Within five years of the campus’s opening – a period during which it was the fastest growing campus in the country – enrollment grew from 5,000 to 18,000 and almost every department offered graduate degrees. Befitting the location of the campus at a crossroads of immigration, many of Circle’s students were first in their families to attend college – as are many of UIC’s students today.
Despite opposition fears that a merger would harm Circle’s urban mission or the reputations of the medical faculty, former university president Stanley Ikenberry signaled his support for unifying the Medical Center and Circle campuses by walking from one to the other. The new UIC was created in 1982 and within five years had attained Carnegie “Research I” classification.
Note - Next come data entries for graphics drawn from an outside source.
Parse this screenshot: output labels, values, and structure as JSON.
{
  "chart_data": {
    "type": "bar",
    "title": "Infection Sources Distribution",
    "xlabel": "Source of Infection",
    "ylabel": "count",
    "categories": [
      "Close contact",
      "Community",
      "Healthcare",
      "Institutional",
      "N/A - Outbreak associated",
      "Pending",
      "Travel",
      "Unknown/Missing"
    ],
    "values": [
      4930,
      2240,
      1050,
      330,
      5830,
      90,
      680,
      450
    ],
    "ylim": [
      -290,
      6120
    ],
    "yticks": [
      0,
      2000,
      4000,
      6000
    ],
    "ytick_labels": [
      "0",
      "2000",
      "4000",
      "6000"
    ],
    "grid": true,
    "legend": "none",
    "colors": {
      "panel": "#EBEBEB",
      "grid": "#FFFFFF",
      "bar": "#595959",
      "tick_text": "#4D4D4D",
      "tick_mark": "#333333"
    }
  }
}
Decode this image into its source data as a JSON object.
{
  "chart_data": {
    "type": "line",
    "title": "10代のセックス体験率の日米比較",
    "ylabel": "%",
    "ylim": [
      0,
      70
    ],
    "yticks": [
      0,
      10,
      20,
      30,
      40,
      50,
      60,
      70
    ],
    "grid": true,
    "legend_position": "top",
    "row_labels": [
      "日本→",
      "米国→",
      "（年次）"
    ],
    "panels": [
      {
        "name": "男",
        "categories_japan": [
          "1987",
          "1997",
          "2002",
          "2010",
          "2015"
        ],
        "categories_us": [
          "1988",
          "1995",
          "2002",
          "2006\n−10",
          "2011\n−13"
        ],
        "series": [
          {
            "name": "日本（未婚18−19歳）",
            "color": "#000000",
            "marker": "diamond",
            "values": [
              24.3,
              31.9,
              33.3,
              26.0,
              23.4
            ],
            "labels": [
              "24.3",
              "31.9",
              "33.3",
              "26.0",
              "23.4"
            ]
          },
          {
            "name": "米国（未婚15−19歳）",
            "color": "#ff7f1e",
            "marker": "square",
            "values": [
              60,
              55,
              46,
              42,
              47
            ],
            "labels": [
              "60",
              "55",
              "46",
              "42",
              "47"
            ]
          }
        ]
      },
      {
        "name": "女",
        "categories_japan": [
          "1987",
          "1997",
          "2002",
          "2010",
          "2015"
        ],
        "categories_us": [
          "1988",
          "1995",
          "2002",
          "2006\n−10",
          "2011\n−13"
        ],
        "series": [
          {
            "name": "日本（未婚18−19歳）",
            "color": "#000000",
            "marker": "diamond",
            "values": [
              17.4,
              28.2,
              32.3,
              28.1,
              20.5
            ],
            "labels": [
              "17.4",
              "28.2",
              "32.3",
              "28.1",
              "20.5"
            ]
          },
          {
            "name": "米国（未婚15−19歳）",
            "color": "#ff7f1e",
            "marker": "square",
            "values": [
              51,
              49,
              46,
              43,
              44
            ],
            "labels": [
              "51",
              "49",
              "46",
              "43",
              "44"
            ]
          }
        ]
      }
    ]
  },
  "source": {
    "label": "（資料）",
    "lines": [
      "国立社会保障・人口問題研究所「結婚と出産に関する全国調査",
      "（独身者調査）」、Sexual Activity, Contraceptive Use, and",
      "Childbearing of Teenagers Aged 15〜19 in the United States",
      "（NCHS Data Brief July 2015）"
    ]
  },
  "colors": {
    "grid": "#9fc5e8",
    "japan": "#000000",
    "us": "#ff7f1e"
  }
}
1982 and on: University of Illinois at Chicago (UIC)
UIC was born in 1982, when the Circle and Medical Center campuses consolidated to form a comprehensive university campus with six health science colleges and an academic medical center. Consolidation helped UIC reach elite Carnegie “Research I” status.
In 1993, then-UIC Chancellor (and later UI President) James Stukel launched the Great Cities Initiative to join UIC teaching and research with community, corporate and government partners in tackling urban challenges. Renamed the Great Cities Commitment at it’s ten-year mark, the signature program integrates research with genuine community engagement.
UIC’s newest residence hall opened in 2007 and was the capstone of UIC’s South Campus development, a public-private partnership that brought student housing, retail stores, restaurants and private residences to the historic Maxwell Street neighborhood. The influx of faculty and staff families and the expansion of student housing helped UIC change from a daytime commuter campus into a vibrant, 24-hour academic community. Today, about half of UIC freshmen and one-fourth of undergraduates live on campus.
Navy Pier’s athletic teams were known as the “Chi-Illini.” The move to Circle campus brought a new identity as the “Chikas” in homage to the Chikasaw nation.
When UIC was created, students selected the “Flames” as team name, recalling the 1871 Chicago fire. Mascot Sparky D. Dragon has fired up fans for more than 20 years.